消費社会が隅々まで広がった大都市で、生きがいややりがいを喪失してしまった人がたくさんいます。満ち足りているようで何かが足りない。東日本大震災後の被災地では、高齢化や過疎など、この国が震災前から抱えていた構造的課題と共に、都市が失ってしまった助け合いの精神などの価値が露わになりました。
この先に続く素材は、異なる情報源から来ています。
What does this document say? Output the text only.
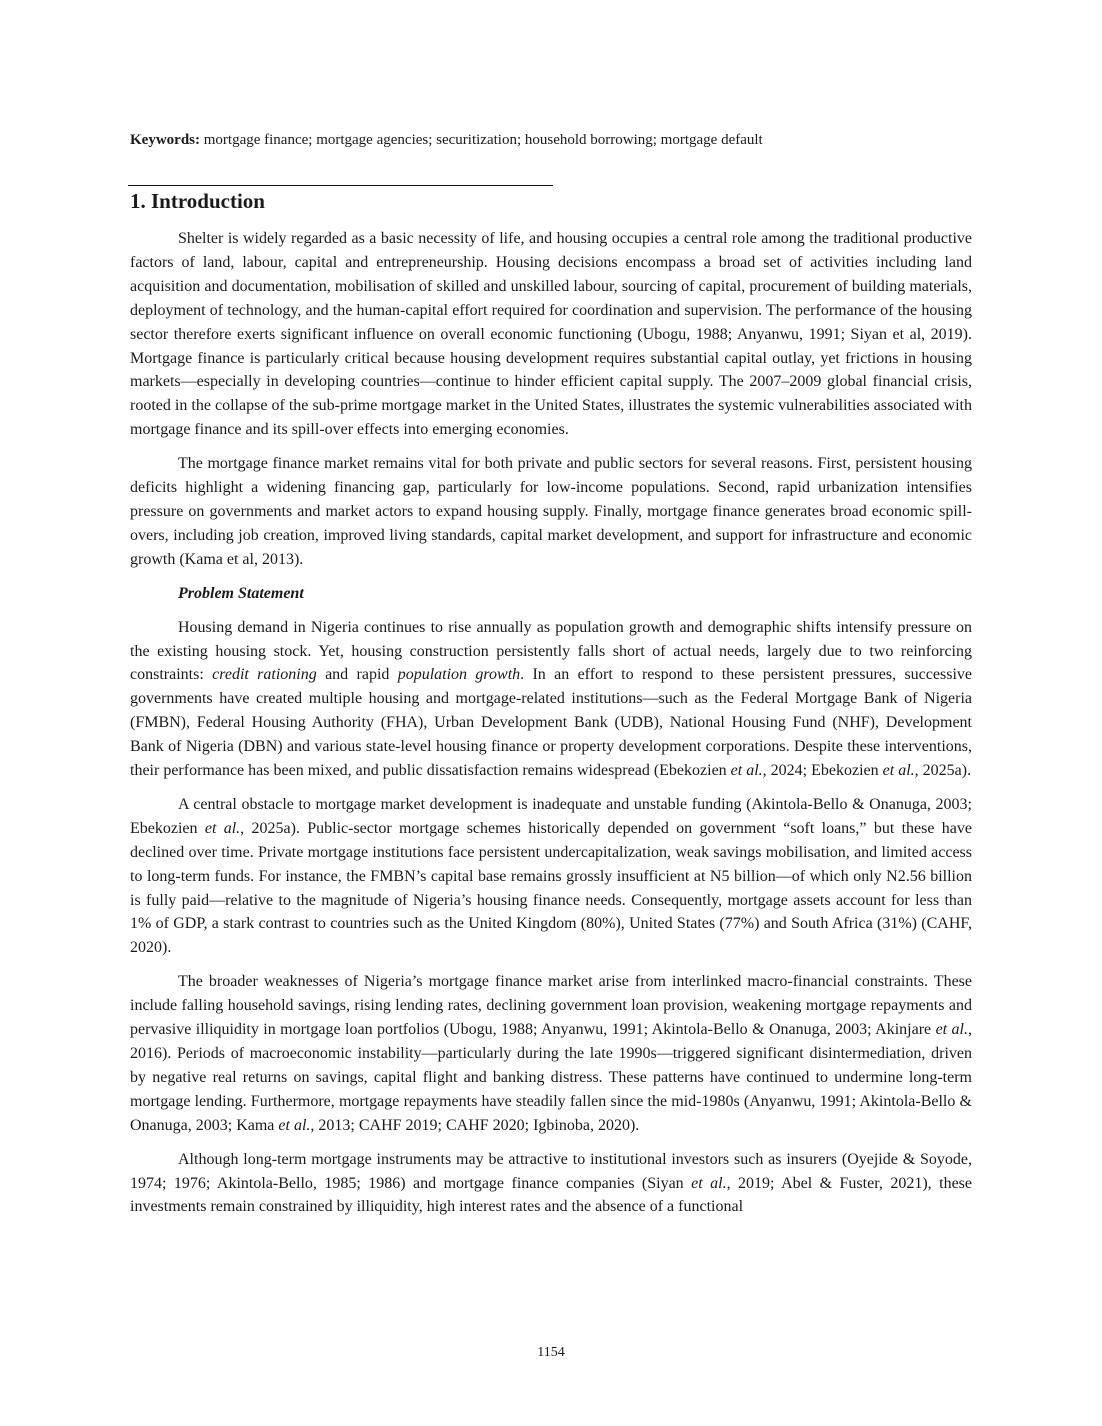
Keywords: mortgage finance; mortgage agencies; securitization; household borrowing; mortgage default
1. Introduction

Shelter is widely regarded as a basic necessity of life, and housing occupies a central role among the traditional productive factors of land, labour, capital and entrepreneurship. Housing decisions encompass a broad set of activities including land acquisition and documentation, mobilisation of skilled and unskilled labour, sourcing of capital, procurement of building materials, deployment of technology, and the human-capital effort required for coordination and supervision. The performance of the housing sector therefore exerts significant influence on overall economic functioning (Ubogu, 1988; Anyanwu, 1991; Siyan et al, 2019). Mortgage finance is particularly critical because housing development requires substantial capital outlay, yet frictions in housing markets—especially in developing countries—continue to hinder efficient capital supply. The 2007–2009 global financial crisis, rooted in the collapse of the sub-prime mortgage market in the United States, illustrates the systemic vulnerabilities associated with mortgage finance and its spill-over effects into emerging economies.

The mortgage finance market remains vital for both private and public sectors for several reasons. First, persistent housing deficits highlight a widening financing gap, particularly for low-income populations. Second, rapid urbanization intensifies pressure on governments and market actors to expand housing supply. Finally, mortgage finance generates broad economic spill-overs, including job creation, improved living standards, capital market development, and support for infrastructure and economic growth (Kama et al, 2013).

Problem Statement

Housing demand in Nigeria continues to rise annually as population growth and demographic shifts intensify pressure on the existing housing stock. Yet, housing construction persistently falls short of actual needs, largely due to two reinforcing constraints: credit rationing and rapid population growth. In an effort to respond to these persistent pressures, successive governments have created multiple housing and mortgage-related institutions—such as the Federal Mortgage Bank of Nigeria (FMBN), Federal Housing Authority (FHA), Urban Development Bank (UDB), National Housing Fund (NHF), Development Bank of Nigeria (DBN) and various state-level housing finance or property development corporations. Despite these interventions, their performance has been mixed, and public dissatisfaction remains widespread (Ebekozien et al., 2024; Ebekozien et al., 2025a).

A central obstacle to mortgage market development is inadequate and unstable funding (Akintola-Bello & Onanuga, 2003; Ebekozien et al., 2025a). Public-sector mortgage schemes historically depended on government “soft loans,” but these have declined over time. Private mortgage institutions face persistent undercapitalization, weak savings mobilisation, and limited access to long-term funds. For instance, the FMBN’s capital base remains grossly insufficient at N5 billion—of which only N2.56 billion is fully paid—relative to the magnitude of Nigeria’s housing finance needs. Consequently, mortgage assets account for less than 1% of GDP, a stark contrast to countries such as the United Kingdom (80%), United States (77%) and South Africa (31%) (CAHF, 2020).

The broader weaknesses of Nigeria’s mortgage finance market arise from interlinked macro-financial constraints. These include falling household savings, rising lending rates, declining government loan provision, weakening mortgage repayments and pervasive illiquidity in mortgage loan portfolios (Ubogu, 1988; Anyanwu, 1991; Akintola-Bello & Onanuga, 2003; Akinjare et al., 2016). Periods of macroeconomic instability—particularly during the late 1990s—triggered significant disintermediation, driven by negative real returns on savings, capital flight and banking distress. These patterns have continued to undermine long-term mortgage lending. Furthermore, mortgage repayments have steadily fallen since the mid-1980s (Anyanwu, 1991; Akintola-Bello & Onanuga, 2003; Kama et al., 2013; CAHF 2019; CAHF 2020; Igbinoba, 2020).

Although long-term mortgage instruments may be attractive to institutional investors such as insurers (Oyejide & Soyode, 1974; 1976; Akintola-Bello, 1985; 1986) and mortgage finance companies (Siyan et al., 2019; Abel & Fuster, 2021), these investments remain constrained by illiquidity, high interest rates and the absence of a functional

1154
東京で居場所と出番を探しあぐねていた若者たちがボランティアで訪れ、復興支援を通じて自らの「生きる」を復興していく。そして、その場が心の寄りどころとなる「第二のふるさと」になっていく。そんな姿を各地で目にしました

私たち東北食べる通信は、都市と地方をかき混ぜることで、双方行き詰まった日本に心躍る新たなフロンティアを開墾していきたい。都市に暮らす都人(まちびと)と地方に暮らす郷人(さとびと)が共通の価値観で結び合い、混じり合い、地図上にはない新しいコミュニティをつくりあげていく。

その旗を東北から立て、人間の命と心をすり減らす消費社会に真っ向勝負を挑みます。